Set dolphins free, group urges gov’t
An international animal welfare group urged the government on Saturday to free the 25 dolphins at Ocean Park in Subic that are being groomed to be among the next big attractions in a Singaporean marine park.
Animal Concerns Research and Education Society of Singapore (ACRES) executive director Louis Ng launched a petition addressed to the Bureau of Fisheries and Aquatic Resources (BFAR) to “rescue” the dolphins, an endangered species, and return them to their place of origin in the Solomon Islands.
Ng said 27 bottlenose dolphins were caught in the waters of the Solomon Islands in Oceania, near Papua New Guinea, in 2008 to be part of Resorts World Sentosa’s new marine show in Singapore.

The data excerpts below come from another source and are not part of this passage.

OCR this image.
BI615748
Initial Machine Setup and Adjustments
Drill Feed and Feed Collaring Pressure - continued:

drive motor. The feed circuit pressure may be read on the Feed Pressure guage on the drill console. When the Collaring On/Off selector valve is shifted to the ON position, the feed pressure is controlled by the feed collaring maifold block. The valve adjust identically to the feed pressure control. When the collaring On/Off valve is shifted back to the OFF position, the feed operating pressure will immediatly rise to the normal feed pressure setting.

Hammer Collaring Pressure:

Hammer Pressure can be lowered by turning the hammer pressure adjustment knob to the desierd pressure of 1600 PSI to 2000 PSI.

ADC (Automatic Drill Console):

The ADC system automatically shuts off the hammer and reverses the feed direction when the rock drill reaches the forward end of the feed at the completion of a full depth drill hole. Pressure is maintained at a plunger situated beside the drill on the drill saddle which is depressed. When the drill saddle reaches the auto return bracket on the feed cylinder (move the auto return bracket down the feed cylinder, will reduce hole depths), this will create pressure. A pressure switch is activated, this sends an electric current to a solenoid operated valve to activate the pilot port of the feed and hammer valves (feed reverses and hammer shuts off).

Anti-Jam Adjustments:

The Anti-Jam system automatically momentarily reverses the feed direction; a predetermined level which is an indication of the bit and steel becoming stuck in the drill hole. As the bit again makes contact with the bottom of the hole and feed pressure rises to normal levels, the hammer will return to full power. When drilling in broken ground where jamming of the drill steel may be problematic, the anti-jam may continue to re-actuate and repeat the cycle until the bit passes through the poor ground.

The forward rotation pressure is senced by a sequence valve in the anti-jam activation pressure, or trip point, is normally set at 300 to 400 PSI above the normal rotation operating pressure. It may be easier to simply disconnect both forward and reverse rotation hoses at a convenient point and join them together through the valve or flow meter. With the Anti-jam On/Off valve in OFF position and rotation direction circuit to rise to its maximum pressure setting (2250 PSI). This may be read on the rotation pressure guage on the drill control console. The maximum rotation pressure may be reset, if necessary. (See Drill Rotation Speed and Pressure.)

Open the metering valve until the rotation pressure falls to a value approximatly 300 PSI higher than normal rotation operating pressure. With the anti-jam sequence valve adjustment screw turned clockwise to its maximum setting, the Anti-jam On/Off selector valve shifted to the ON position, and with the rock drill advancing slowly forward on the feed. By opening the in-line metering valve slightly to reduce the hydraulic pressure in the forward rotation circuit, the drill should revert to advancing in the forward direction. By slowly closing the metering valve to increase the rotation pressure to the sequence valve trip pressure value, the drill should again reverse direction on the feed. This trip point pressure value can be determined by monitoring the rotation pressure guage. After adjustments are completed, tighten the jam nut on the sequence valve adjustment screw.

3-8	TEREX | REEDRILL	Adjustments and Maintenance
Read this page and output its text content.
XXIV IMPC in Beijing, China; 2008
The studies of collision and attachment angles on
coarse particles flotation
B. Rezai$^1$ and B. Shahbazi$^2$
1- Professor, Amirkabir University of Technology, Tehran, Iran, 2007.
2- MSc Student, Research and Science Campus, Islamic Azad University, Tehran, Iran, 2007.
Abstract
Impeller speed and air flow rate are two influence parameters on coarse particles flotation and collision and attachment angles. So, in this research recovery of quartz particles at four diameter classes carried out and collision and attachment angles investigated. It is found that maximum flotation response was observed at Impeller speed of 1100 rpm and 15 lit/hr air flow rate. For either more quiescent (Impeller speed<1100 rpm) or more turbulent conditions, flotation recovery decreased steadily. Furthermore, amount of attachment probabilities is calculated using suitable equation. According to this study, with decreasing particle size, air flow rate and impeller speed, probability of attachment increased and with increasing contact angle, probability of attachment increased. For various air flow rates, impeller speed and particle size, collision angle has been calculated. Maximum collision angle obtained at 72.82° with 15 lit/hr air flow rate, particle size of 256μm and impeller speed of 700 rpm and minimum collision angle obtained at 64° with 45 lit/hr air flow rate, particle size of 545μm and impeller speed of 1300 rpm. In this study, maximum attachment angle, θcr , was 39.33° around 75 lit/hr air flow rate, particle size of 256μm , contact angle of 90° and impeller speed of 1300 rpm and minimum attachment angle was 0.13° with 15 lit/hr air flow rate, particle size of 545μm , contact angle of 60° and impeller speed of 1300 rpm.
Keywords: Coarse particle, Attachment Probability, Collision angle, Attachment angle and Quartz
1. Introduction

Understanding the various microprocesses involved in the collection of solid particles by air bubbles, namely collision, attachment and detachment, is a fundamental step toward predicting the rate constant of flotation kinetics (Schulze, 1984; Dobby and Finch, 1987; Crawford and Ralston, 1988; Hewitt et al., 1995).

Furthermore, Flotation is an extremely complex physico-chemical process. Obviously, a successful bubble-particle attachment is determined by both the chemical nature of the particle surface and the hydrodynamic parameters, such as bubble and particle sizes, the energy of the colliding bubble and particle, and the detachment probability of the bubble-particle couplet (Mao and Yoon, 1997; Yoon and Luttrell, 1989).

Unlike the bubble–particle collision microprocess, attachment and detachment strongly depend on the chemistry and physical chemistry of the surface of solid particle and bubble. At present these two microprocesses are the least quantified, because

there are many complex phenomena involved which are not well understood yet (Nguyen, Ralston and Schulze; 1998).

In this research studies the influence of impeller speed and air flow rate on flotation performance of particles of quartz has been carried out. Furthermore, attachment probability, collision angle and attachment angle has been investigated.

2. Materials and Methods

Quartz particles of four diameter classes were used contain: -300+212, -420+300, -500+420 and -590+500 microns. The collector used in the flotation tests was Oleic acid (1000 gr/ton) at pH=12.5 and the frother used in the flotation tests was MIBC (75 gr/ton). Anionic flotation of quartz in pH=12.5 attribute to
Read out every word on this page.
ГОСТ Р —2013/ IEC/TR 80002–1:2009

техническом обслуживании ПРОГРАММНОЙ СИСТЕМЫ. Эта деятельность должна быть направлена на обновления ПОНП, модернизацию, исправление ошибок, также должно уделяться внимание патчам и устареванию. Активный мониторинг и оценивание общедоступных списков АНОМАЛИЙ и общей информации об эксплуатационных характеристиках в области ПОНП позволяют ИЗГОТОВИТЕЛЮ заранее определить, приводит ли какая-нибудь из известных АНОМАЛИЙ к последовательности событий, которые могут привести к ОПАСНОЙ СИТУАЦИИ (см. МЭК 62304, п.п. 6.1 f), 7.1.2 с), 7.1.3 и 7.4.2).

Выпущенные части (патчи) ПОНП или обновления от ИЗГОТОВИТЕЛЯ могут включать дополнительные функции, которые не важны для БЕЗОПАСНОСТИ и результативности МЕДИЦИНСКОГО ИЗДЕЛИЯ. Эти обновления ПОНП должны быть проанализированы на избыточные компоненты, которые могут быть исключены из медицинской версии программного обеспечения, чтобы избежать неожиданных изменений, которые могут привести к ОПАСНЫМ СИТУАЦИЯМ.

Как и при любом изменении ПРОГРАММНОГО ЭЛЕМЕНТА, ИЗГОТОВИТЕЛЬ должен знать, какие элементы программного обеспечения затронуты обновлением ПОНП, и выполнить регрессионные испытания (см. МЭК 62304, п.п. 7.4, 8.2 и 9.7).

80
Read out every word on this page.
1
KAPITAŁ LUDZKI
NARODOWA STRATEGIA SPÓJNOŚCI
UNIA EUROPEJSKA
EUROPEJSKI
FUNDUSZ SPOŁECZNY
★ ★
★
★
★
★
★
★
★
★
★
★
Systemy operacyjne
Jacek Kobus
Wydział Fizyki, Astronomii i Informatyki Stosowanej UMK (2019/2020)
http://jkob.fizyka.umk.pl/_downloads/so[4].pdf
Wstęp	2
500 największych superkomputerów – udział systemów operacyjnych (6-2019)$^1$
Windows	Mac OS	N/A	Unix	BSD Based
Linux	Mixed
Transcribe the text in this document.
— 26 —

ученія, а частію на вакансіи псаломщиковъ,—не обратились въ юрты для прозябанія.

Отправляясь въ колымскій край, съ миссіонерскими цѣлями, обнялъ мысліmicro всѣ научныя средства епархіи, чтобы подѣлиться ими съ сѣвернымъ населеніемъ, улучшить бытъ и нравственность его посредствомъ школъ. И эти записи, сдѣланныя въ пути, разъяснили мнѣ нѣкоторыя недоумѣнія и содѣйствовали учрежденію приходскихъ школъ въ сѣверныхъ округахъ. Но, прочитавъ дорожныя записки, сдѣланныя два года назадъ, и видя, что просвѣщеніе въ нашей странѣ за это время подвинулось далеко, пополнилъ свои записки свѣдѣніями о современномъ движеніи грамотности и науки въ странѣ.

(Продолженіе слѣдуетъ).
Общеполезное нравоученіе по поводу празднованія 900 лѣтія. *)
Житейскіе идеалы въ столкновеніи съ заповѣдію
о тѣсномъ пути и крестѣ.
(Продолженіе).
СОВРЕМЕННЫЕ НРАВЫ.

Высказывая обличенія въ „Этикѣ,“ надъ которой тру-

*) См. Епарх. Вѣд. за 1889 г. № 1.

The group asked the Philippine government not to reexport the animals to their handlers in Singapore in support of international calls to stop the trafficking in dolphins.
“We ask the Philippine government to do the right thing. The 25 dolphins in Subic should not be reexported to Singapore and instead should be set free and sent back to the Solomon Islands,” said Ng.
Of the 27 dolphins captured, two died while in Langkawi, Malaysia, and the rest were brought to Subic for “training” while the marine park in Singapore is under construction.
In May, ACRES and US-based group Earth Island Institute (IIE) launched a campaign to stop the trafficking in dolphins. The group has garnered 680,000 signatures worldwide and has started an online petition in the Philippines at www.saddestdolphins.com.
Ng explained that dolphins are highly social marine animals and long-distance swimmers. When imprisoned in cages or tanks, they could die—or commit suicide.
“Dolphins travel and swim a distance of 113 kilometers in 10 days, imagine if you were in the dolphin’s situation and your world had shrunk to a square sea pen,” Ng said in a press conference.
Ng, a marine researcher and biology expert who graduated from the National University of Singapore, cited scientific studies from the Union for the Conservation of Nature (IUCN) to show that dolphins are not as “adaptable” as other marine animals featured in amusement parks.
“The dolphins don’t do well in sea tanks. In some cases when they are caged, they even commit suicide. They don’t breath and go underwater until they die,” Ng said.
“While captured, they are housed in an alien environment and fed dead fish as reward. The worse part is that they have to perform to be fed. If they don’t do tricks, they won’t be properly fed,” added Ng.
Hunting and trafficking ban
Ng said the Solomon Islands government has passed a law to ban the hunting and trafficking in dolphins starting January 2012. Other countries such as Chile, Costa Rica and Mexico have followed suit.
He also said that all marine parks in the United Kingdom no longer feature dolphin shows in support of international laws.
“Marine parks in the UK are still profitable even without dolphins. We had a dialogue with the RWS managers, but they did not listen to us. Western countries are starting to pick up what we’re lobbying. We hope the Philippines will take the lead in Asia,” said Ng.
The group, in a letter addressed to Agriculture Secretary Proceso Alcala, stressed that dolphins are categorized as an “endangered species” by the BFAR.
ACRES has put up an exhibit at Bonifacio High Street, Taguig City, and is set to go on an educational tour starting at Ateneo de Manila University on Nov. 17-18; University of the Philippines on Nov. 24-25; and De La Salle University on Nov. 21 to 26.